The Lebesgue function of the interpolant at \(n + 1\) equidistant nodes for \(n = 20, 40,80, 200\) from the top row to the bottom row and from the left to the right, respectively

Fig. 2
figure 2

The plots of the approximation effect using the interpolant. The top left plot is of Runge function, and the plots from top right, the bottom left, and the bottom right are of the interpolant functions with equidistant node number \(n =20, 40,100\)

Fig. 3
figure 3

The plots of the approximation effect using the interpolant. The top left plot is of the function \(g_3(x)\), and the plots of the top right, the bottom left, and the bottom right are of the interpolant functions with equidistant node number \(n = 20, 40, 100\)

Fig. 4
figure 4

The top row figures from left to right are the approximation effect graph and error graph of the function \(g_3(x)\) by the interpolant. The bottom row figures from left to right are the approximation effect graph and error graph of the function \(g_3(x)\) by the proposed interpolant

Fig. 5
figure 5

Upper and lower bounds of the proposed Lebesgue constant are shown by the hollow dot line and the black dot line respectively, and the exact Lebesgue constants are indicated by the red dot line

5 Conclusion

We have introduced a new linear rational interpolant and provided the upper and lower bounds of the Lebesgue constant in equidistant node case.

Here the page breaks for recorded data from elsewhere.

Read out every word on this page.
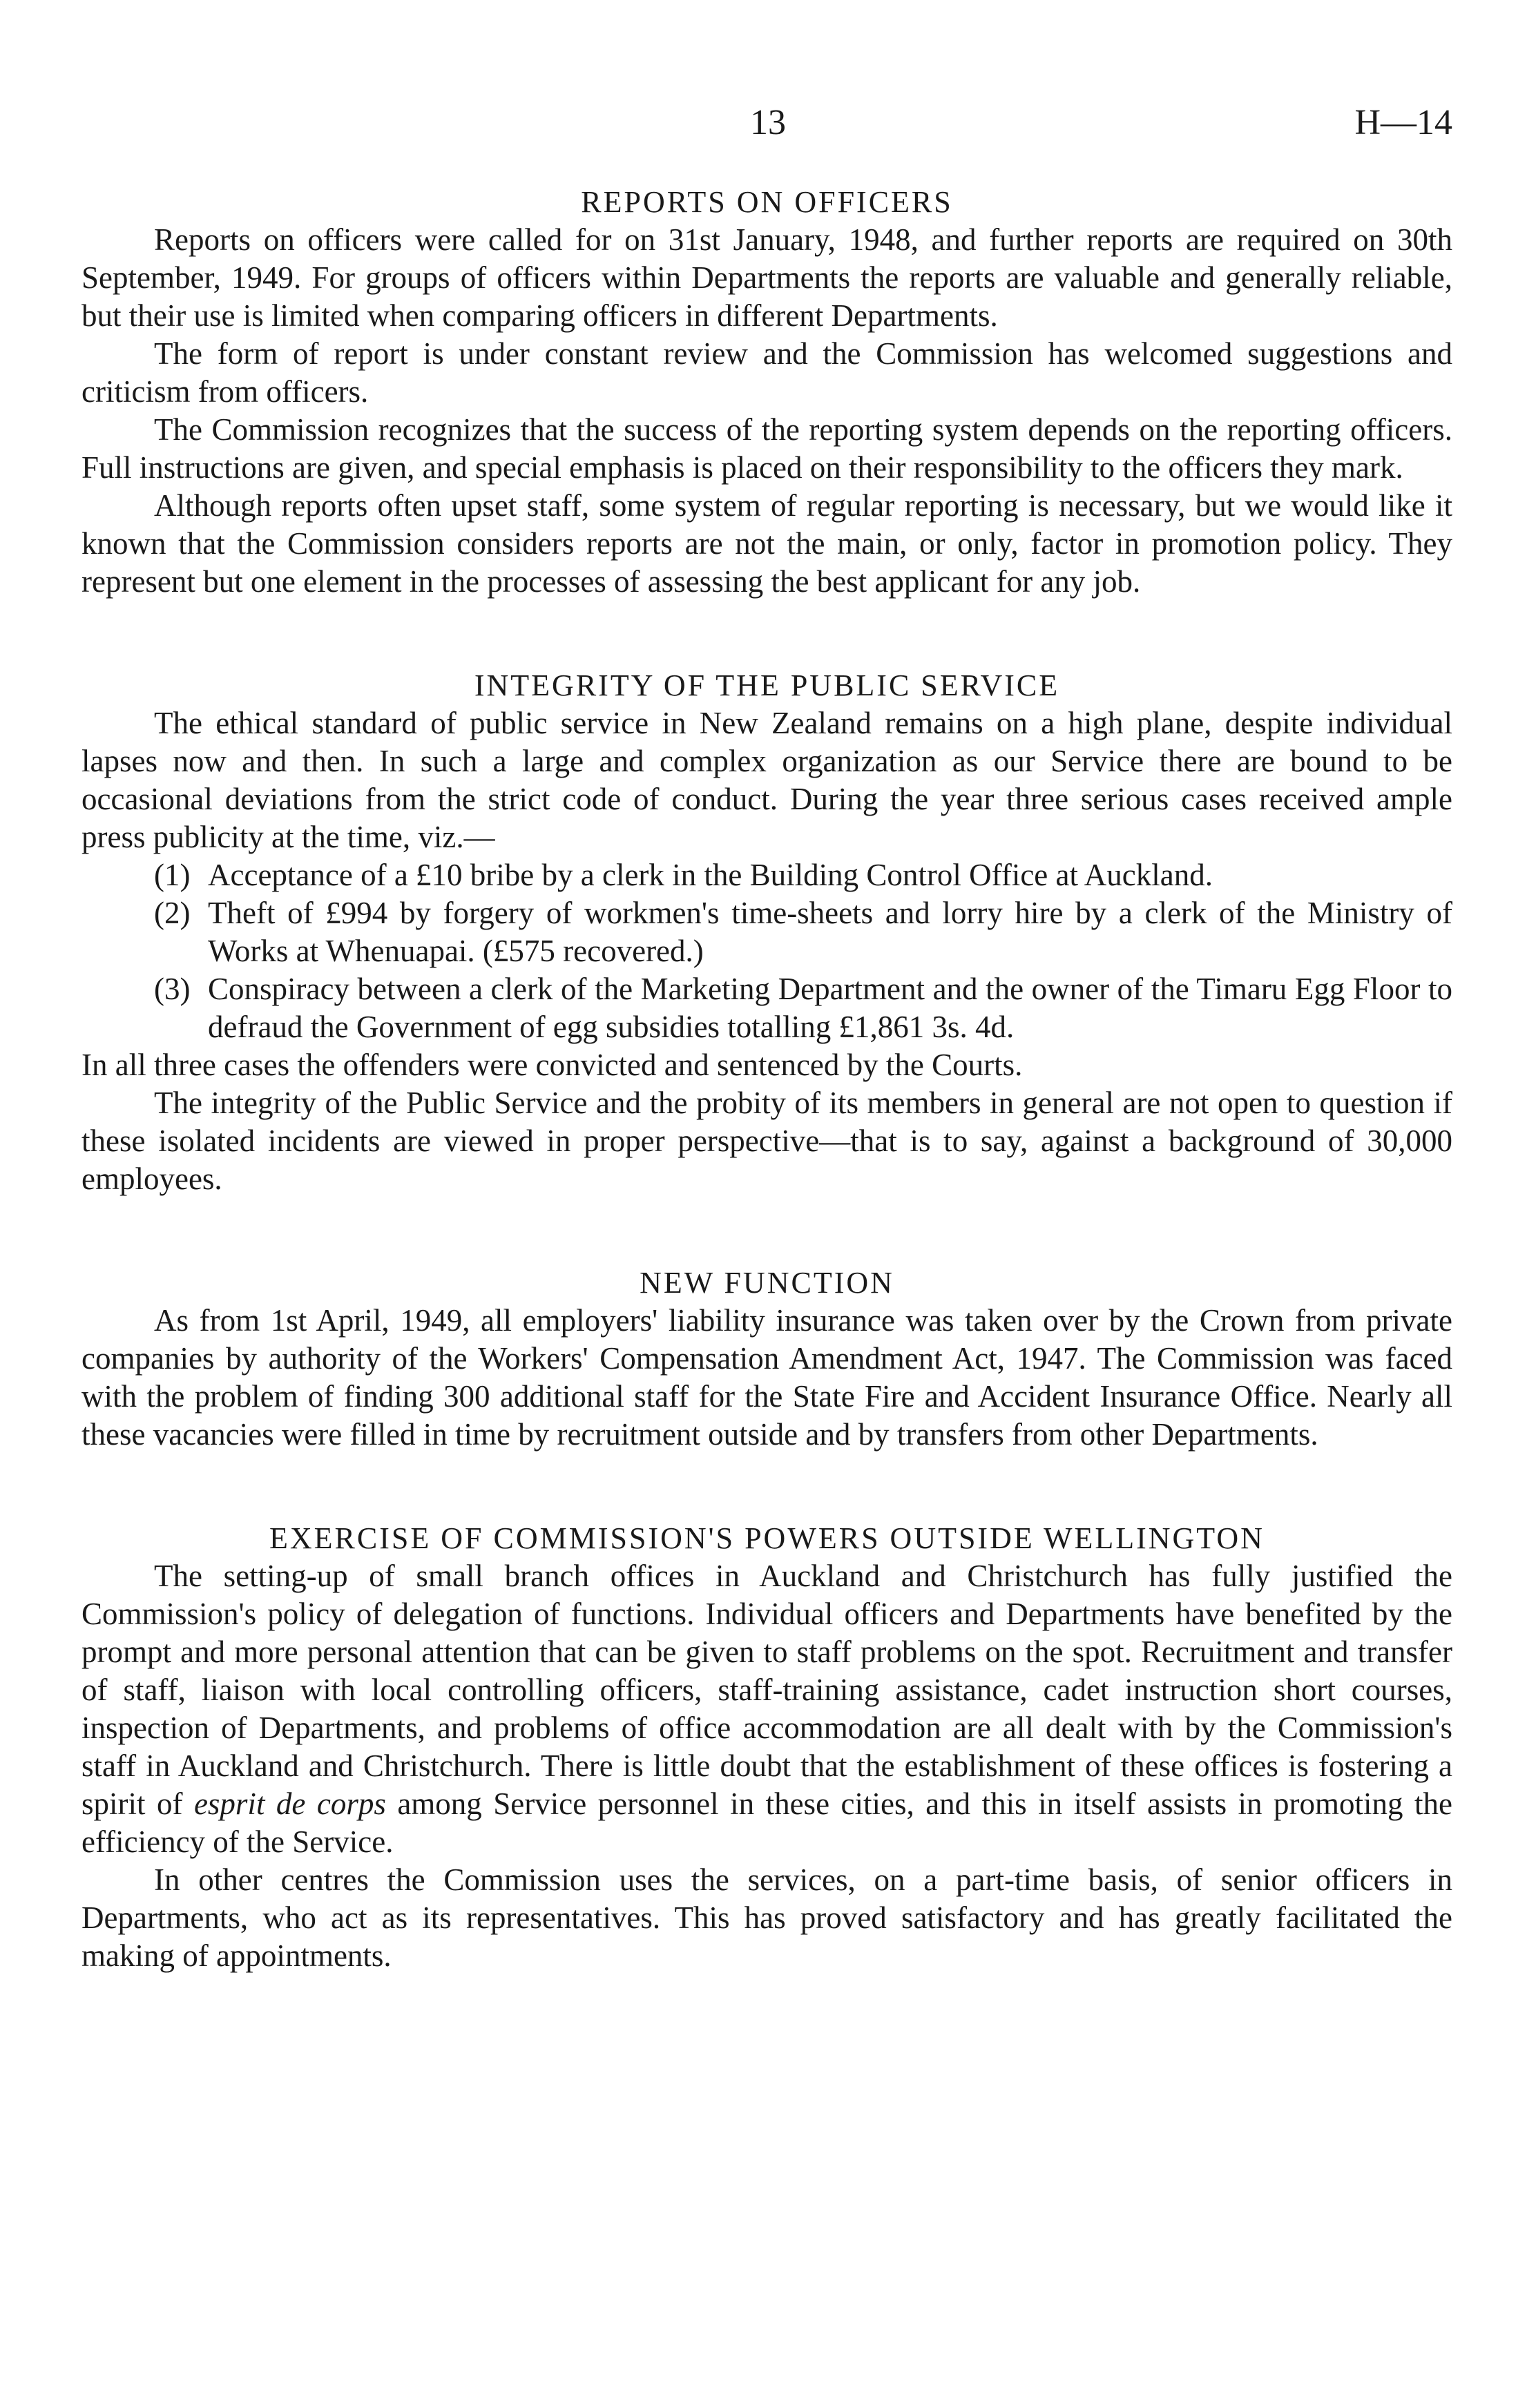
13	H—14
REPORTS ON OFFICERS

Reports on officers were called for on 31st January, 1948, and further reports are required on 30th September, 1949. For groups of officers within Departments the reports are valuable and generally reliable, but their use is limited when comparing officers in different Departments.

The form of report is under constant review and the Commission has welcomed suggestions and criticism from officers.

The Commission recognizes that the success of the reporting system depends on the reporting officers. Full instructions are given, and special emphasis is placed on their responsibility to the officers they mark.

Although reports often upset staff, some system of regular reporting is necessary, but we would like it known that the Commission considers reports are not the main, or only, factor in promotion policy. They represent but one element in the processes of assessing the best applicant for any job.

INTEGRITY OF THE PUBLIC SERVICE

The ethical standard of public service in New Zealand remains on a high plane, despite individual lapses now and then. In such a large and complex organization as our Service there are bound to be occasional deviations from the strict code of conduct. During the year three serious cases received ample press publicity at the time, viz.—

(1) Acceptance of a £10 bribe by a clerk in the Building Control Office at Auckland.
(2) Theft of £994 by forgery of workmen's time-sheets and lorry hire by a clerk of the Ministry of Works at Whenuapai. (£575 recovered.)
(3) Conspiracy between a clerk of the Marketing Department and the owner of the Timaru Egg Floor to defraud the Government of egg subsidies totalling £1,861 3s. 4d.

In all three cases the offenders were convicted and sentenced by the Courts.

The integrity of the Public Service and the probity of its members in general are not open to question if these isolated incidents are viewed in proper perspective—that is to say, against a background of 30,000 employees.

NEW FUNCTION

As from 1st April, 1949, all employers' liability insurance was taken over by the Crown from private companies by authority of the Workers' Compensation Amendment Act, 1947. The Commission was faced with the problem of finding 300 additional staff for the State Fire and Accident Insurance Office. Nearly all these vacancies were filled in time by recruitment outside and by transfers from other Departments.

EXERCISE OF COMMISSION'S POWERS OUTSIDE WELLINGTON

The setting-up of small branch offices in Auckland and Christchurch has fully justified the Commission's policy of delegation of functions. Individual officers and Departments have benefited by the prompt and more personal attention that can be given to staff problems on the spot. Recruitment and transfer of staff, liaison with local controlling officers, staff-training assistance, cadet instruction short courses, inspection of Departments, and problems of office accommodation are all dealt with by the Commission's staff in Auckland and Christchurch. There is little doubt that the establishment of these offices is fostering a spirit of esprit de corps among Service personnel in these cities, and this in itself assists in promoting the efficiency of the Service.

In other centres the Commission uses the services, on a part-time basis, of senior officers in Departments, who act as its representatives. This has proved satisfactory and has greatly facilitated the making of appointments.
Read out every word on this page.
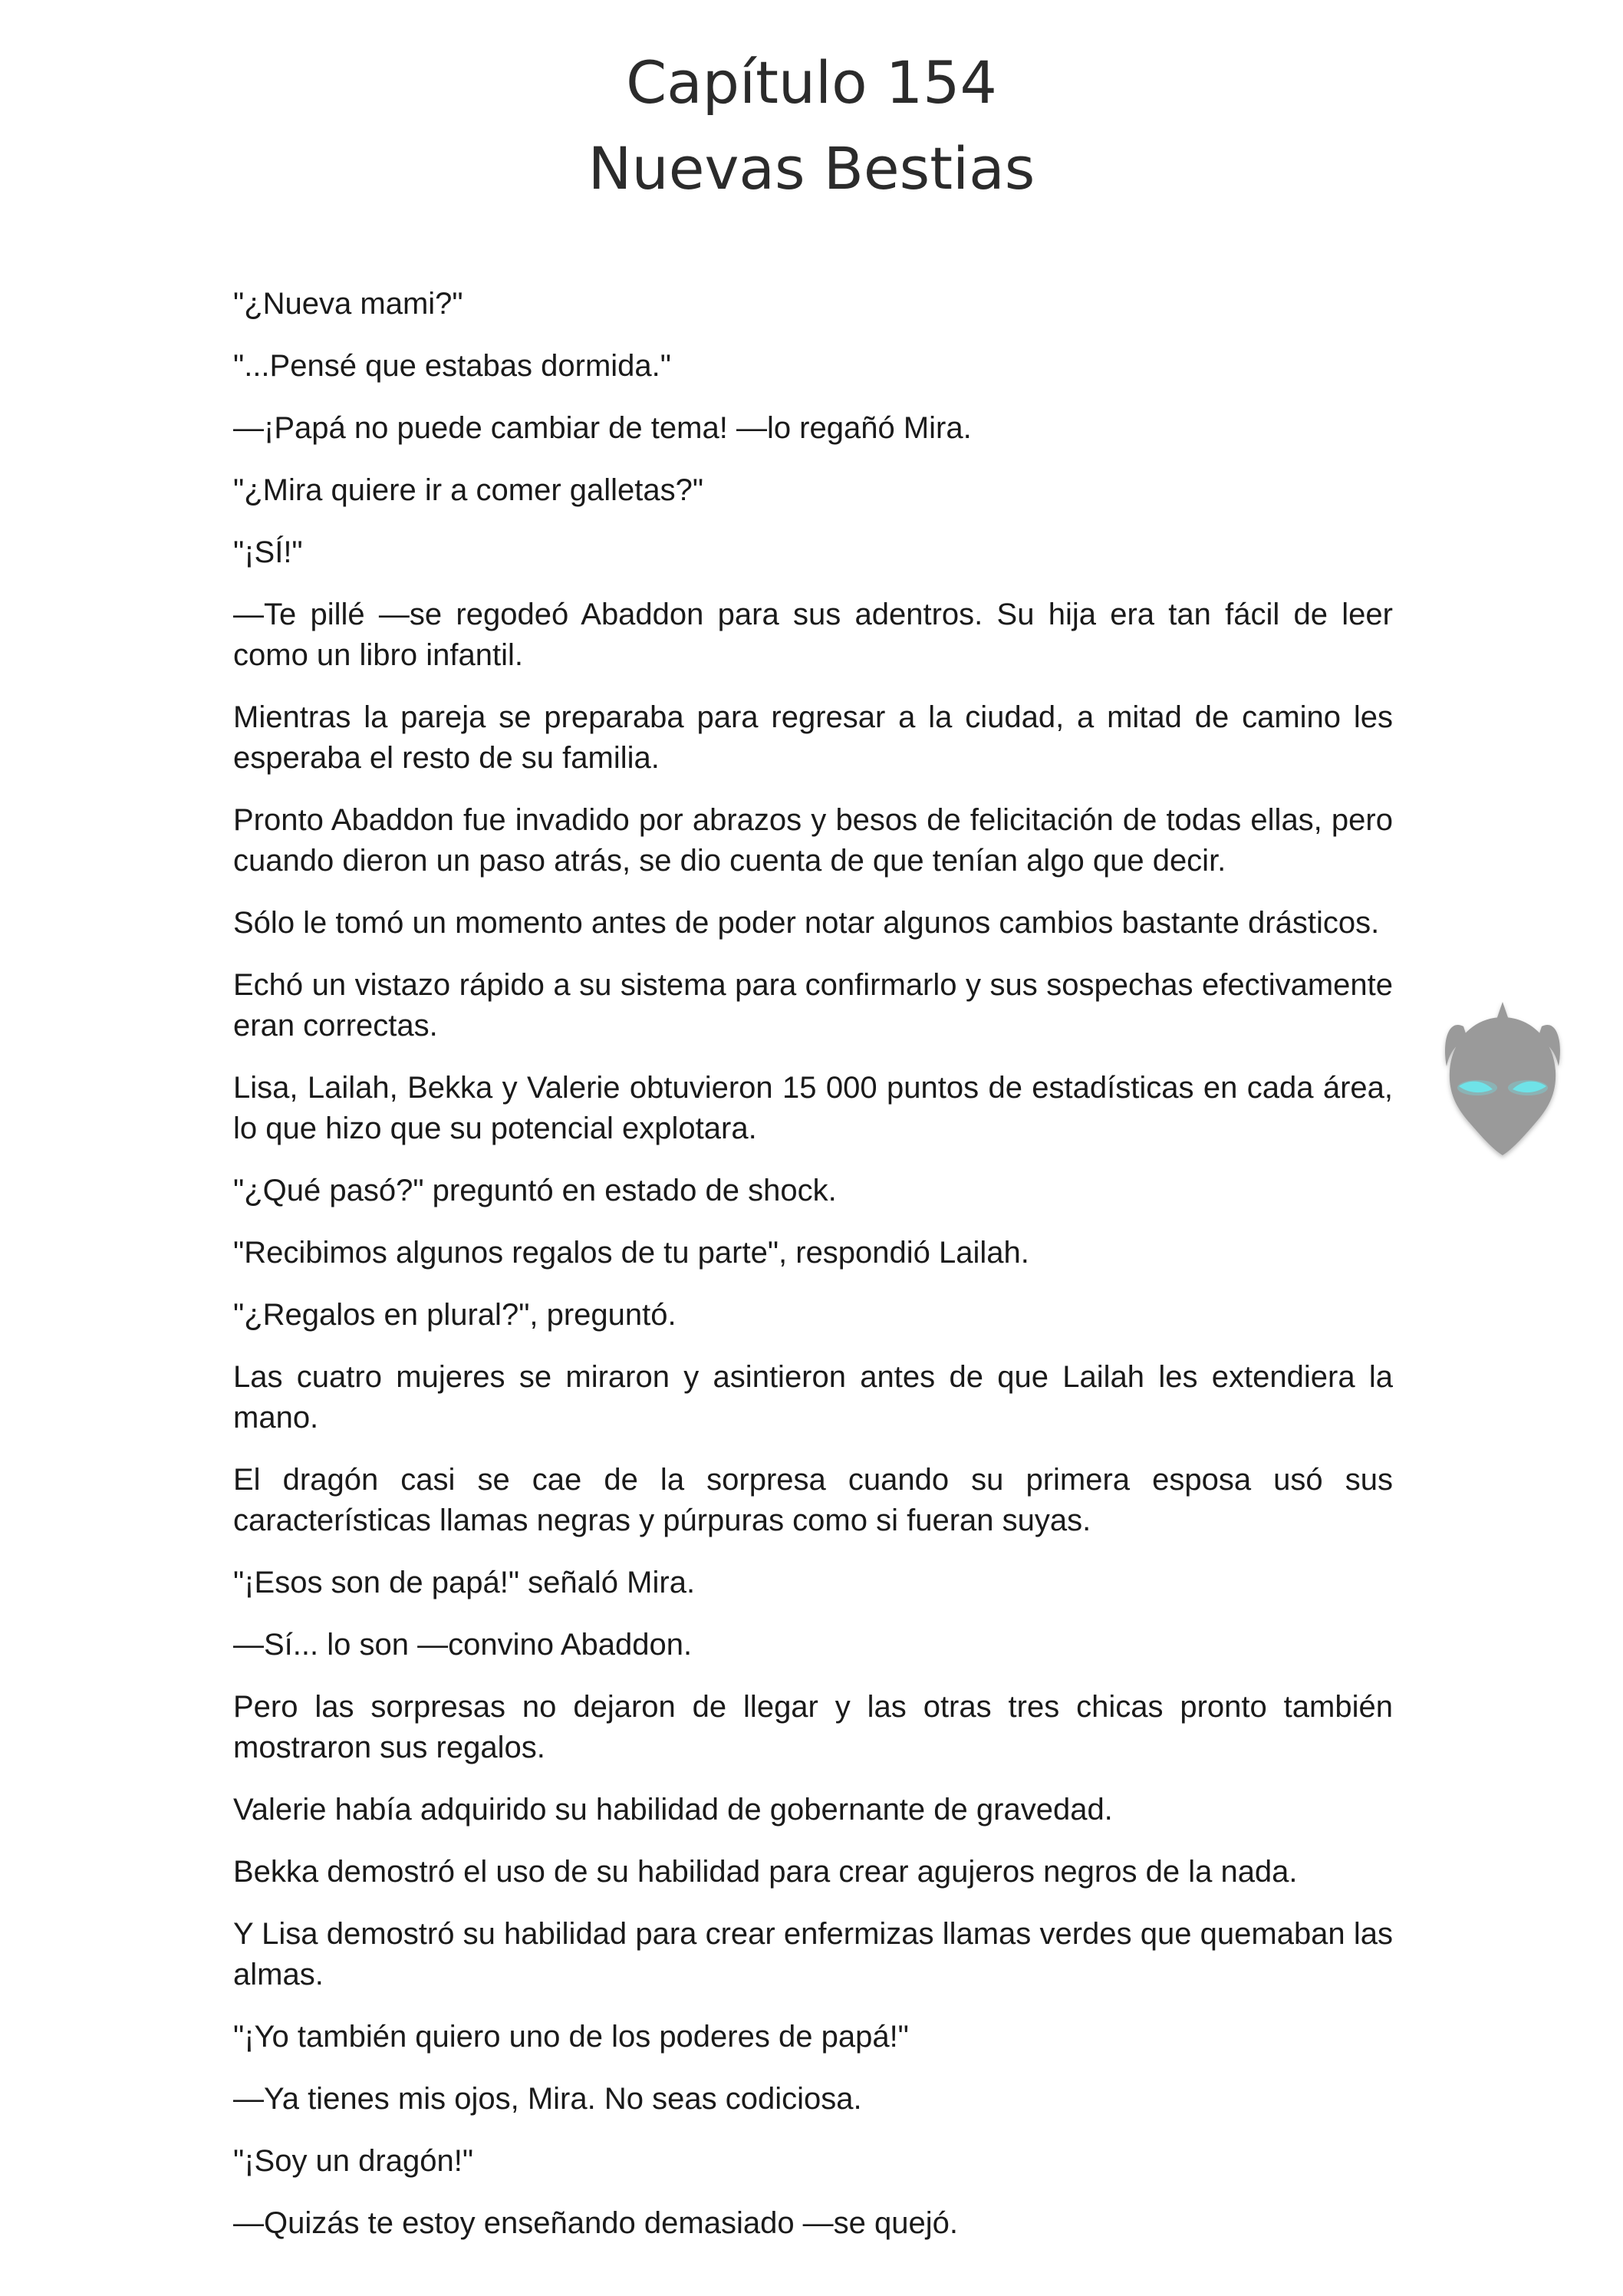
Capítulo 154
Nuevas Bestias

"¿Nueva mami?"

"...Pensé que estabas dormida."

—¡Papá no puede cambiar de tema! —lo regañó Mira.

"¿Mira quiere ir a comer galletas?"

"¡SÍ!"

—Te pillé —se regodeó Abaddon para sus adentros. Su hija era tan fácil de leer como un libro infantil.

Mientras la pareja se preparaba para regresar a la ciudad, a mitad de camino les esperaba el resto de su familia.

Pronto Abaddon fue invadido por abrazos y besos de felicitación de todas ellas, pero cuando dieron un paso atrás, se dio cuenta de que tenían algo que decir.

Sólo le tomó un momento antes de poder notar algunos cambios bastante drásticos.

Echó un vistazo rápido a su sistema para confirmarlo y sus sospechas efectivamente eran correctas.

Lisa, Lailah, Bekka y Valerie obtuvieron 15 000 puntos de estadísticas en cada área, lo que hizo que su potencial explotara.

"¿Qué pasó?" preguntó en estado de shock.

"Recibimos algunos regalos de tu parte", respondió Lailah.

"¿Regalos en plural?", preguntó.

Las cuatro mujeres se miraron y asintieron antes de que Lailah les extendiera la mano.

El dragón casi se cae de la sorpresa cuando su primera esposa usó sus características llamas negras y púrpuras como si fueran suyas.

"¡Esos son de papá!" señaló Mira.

—Sí... lo son —convino Abaddon.

Pero las sorpresas no dejaron de llegar y las otras tres chicas pronto también mostraron sus regalos.

Valerie había adquirido su habilidad de gobernante de gravedad.

Bekka demostró el uso de su habilidad para crear agujeros negros de la nada.

Y Lisa demostró su habilidad para crear enfermizas llamas verdes que quemaban las almas.

"¡Yo también quiero uno de los poderes de papá!"

—Ya tienes mis ojos, Mira. No seas codiciosa.

"¡Soy un dragón!"

—Quizás te estoy enseñando demasiado —se quejó.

These bounds are the finite constants, which are very smaller to that of the other rational interpolant. We have also proven the convergence of using the new rational interpolant to approximate any continuous functions. Furthermore, we have obtained the approximation error of using the interpolant to approximate any continuous functions in terms of its modulus of continuity. These results are supported by numerical examples. Finally, we have made a comparison with the other interpolant. The results show that the approximation error is almost the same as Berrut’s interpolant. For a larger n, the other interpolant and functions with discontinuous derivatives are compared.